General

General

Inconsistent results between different releases of LS-DYNA and for SMP versus MPP.

    • FAQFAQ
      Participant

      It is not uncommon to obtain different results from different LS-DYNA releases. The code is constantly evolving. Defects are fixed, and very rarely, defects are introduced as intended improvements to algorithms are made. If the difference in results is soley attributable to changes in source code, it may be possible, through a series of runs, for us to identify the precise change in code that triggers the change in results. This is a laborious process which is not guaranteed to be fruitful. Unrelated to changes in source code, a model which is marginally stable or not robust promotes inconsistency of results. Robustness is often improved by following a few modeling guidelines.
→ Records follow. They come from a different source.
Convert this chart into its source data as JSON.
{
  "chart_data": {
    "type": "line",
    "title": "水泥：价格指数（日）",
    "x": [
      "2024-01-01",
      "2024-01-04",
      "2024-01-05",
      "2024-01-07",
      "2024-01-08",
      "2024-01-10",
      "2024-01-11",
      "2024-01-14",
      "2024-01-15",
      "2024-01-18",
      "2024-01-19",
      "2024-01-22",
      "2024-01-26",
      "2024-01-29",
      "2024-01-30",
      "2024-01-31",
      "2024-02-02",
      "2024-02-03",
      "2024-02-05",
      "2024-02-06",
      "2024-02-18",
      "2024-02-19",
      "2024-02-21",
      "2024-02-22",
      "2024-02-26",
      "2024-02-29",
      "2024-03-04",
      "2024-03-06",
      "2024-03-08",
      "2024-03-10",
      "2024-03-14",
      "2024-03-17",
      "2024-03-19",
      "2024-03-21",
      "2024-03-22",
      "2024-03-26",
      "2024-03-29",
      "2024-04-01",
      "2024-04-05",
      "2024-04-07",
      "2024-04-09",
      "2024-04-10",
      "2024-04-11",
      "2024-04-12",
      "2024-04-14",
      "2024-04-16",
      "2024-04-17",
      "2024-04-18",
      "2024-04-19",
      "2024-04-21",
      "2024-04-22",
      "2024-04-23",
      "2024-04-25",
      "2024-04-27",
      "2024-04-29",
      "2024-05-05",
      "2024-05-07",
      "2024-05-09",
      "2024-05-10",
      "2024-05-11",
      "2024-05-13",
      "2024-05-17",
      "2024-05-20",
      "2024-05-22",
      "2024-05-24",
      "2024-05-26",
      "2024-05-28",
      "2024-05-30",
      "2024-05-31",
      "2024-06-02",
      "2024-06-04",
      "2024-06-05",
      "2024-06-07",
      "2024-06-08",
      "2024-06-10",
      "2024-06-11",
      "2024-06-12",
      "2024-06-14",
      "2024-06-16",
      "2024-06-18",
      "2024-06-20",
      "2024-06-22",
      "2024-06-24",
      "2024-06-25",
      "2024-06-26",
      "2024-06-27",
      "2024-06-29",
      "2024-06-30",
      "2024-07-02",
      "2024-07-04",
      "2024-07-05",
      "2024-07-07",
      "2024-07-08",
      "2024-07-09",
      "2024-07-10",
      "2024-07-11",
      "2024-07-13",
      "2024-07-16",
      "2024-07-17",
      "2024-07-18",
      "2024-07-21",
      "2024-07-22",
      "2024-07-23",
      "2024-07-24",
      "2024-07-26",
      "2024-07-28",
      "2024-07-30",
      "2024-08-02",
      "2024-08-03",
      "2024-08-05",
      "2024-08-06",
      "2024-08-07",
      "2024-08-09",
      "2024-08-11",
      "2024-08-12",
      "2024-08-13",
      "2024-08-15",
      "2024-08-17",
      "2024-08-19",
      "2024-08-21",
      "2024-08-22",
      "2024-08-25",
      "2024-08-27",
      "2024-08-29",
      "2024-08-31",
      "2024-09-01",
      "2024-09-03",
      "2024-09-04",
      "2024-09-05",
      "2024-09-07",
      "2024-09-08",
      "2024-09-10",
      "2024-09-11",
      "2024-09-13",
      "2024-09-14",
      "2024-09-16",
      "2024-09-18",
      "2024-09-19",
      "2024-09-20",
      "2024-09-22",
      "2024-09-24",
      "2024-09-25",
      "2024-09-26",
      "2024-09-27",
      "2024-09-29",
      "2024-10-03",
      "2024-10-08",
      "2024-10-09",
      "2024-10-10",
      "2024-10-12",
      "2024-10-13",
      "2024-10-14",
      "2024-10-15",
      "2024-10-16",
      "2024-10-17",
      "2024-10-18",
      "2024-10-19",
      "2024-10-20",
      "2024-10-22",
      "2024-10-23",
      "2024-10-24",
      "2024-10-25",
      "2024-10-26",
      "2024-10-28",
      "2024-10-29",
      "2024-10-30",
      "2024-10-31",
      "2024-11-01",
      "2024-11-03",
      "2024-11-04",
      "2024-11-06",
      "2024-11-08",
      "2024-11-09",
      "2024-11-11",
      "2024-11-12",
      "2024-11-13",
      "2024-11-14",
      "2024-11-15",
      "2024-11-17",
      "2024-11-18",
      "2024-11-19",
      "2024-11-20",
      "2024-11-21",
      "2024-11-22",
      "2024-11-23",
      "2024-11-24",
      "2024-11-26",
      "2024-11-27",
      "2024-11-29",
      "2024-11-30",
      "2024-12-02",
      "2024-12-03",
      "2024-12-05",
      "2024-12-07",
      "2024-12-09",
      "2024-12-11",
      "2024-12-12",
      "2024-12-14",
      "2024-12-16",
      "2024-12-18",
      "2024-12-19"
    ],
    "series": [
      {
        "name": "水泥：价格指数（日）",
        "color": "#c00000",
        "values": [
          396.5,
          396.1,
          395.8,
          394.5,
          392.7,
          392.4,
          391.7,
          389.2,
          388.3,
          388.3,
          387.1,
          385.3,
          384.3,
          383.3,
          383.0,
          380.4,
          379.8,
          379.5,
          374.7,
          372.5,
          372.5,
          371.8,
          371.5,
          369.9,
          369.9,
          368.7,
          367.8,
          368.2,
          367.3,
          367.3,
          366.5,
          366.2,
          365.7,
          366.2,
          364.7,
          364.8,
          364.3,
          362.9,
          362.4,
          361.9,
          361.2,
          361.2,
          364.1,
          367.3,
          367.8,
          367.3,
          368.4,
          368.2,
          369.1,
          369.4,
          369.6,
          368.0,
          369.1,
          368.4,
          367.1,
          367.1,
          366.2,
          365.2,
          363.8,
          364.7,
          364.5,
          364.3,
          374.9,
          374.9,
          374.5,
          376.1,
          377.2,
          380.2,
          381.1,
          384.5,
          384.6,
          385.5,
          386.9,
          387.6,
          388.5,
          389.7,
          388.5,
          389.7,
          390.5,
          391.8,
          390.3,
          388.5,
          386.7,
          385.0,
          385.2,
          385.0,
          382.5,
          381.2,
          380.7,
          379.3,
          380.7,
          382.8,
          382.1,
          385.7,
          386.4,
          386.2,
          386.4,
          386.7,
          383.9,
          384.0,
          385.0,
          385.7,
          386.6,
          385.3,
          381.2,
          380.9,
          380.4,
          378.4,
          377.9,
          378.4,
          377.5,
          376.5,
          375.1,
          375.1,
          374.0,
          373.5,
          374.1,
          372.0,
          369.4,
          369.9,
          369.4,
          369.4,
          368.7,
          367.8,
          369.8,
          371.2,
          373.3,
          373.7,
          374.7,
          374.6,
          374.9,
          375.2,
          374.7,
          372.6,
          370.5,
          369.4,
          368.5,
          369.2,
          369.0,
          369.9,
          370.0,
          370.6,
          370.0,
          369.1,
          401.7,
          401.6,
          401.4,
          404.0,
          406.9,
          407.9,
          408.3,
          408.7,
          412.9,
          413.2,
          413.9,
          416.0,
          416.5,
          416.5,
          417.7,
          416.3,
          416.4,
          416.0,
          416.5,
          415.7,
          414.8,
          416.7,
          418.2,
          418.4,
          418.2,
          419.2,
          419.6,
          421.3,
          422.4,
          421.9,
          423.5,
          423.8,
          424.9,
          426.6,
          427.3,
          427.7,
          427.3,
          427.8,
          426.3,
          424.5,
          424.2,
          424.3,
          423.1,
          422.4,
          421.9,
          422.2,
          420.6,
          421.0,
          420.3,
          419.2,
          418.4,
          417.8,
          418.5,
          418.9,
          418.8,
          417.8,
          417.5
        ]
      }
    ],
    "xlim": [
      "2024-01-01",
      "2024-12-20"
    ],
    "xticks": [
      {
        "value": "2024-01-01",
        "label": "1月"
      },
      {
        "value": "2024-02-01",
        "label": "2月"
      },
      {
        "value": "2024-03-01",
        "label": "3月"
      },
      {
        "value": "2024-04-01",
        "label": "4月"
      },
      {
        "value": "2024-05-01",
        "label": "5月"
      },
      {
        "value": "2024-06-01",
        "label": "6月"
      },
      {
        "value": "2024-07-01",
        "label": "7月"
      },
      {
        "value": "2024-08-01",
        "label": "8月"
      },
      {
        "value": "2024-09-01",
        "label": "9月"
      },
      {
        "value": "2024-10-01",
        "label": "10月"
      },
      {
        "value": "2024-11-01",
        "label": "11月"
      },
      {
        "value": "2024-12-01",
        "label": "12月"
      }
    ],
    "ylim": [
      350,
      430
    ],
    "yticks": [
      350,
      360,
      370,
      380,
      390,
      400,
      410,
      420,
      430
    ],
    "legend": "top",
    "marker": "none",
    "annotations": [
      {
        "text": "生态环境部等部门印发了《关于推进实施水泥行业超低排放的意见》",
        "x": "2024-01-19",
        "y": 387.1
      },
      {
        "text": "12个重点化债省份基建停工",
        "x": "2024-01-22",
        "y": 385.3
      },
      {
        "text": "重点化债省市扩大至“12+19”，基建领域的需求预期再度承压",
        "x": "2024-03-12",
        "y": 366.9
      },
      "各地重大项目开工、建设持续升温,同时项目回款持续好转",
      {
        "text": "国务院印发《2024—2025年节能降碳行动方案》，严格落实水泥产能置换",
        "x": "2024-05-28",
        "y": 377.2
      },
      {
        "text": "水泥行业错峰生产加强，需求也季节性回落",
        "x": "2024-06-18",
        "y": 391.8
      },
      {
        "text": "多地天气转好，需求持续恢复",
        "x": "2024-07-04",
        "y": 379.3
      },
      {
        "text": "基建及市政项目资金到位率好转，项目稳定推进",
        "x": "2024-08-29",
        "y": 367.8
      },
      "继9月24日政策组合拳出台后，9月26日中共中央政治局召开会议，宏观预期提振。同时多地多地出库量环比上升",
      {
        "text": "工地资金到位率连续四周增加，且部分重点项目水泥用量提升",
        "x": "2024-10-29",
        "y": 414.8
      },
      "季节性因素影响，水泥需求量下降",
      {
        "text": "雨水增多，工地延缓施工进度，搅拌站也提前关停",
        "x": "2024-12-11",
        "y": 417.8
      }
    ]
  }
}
Explicit guidelines: https://ftp.lstc.com/anonymous/outgoing/support/PRESENTATIONS/Crash_Guidelines.pdf Implicit guidelines: https://www.lstc.com/sdb/361 In problems with well-defined or analytic solutions, e.g., where test results are easily repeatable, there would likely not be any issue of inconsistency in computational results. On the other hand, some events by their very nature, particularly dynamic events involving nonlinear material behavior (material damage and failure), are simply prone to inconsistent behavior. For those events, an infinitesimal deviation in the results early in the event can lead to a large deviation as the event progresses. This is true not only of computational results but of experimental results as well. SMP and MPP can also produce different computation results, even if the same version of the code is used. This is primarily due to contact algorithms in MPP being coded differently than those in SMP. Also, the number of cores used in MPP can affect the solution due to the change in domain decomposition. Solution 2064151 speaks to this in greater detail.​ It is recommended that the analyst: – Decide whether to use SMP or MPP, and stick with that decision. – If using SMP, set CONST=1 in *CONTROL_PARALLEL (or equivalently, set ncpu to a negative value on the execution line). – If using MPP, decide on a particular core count to use and don’t deviate from that. Also include the keyword *CONTROL_MPP_IO_LSTC_REDUCE in the input file.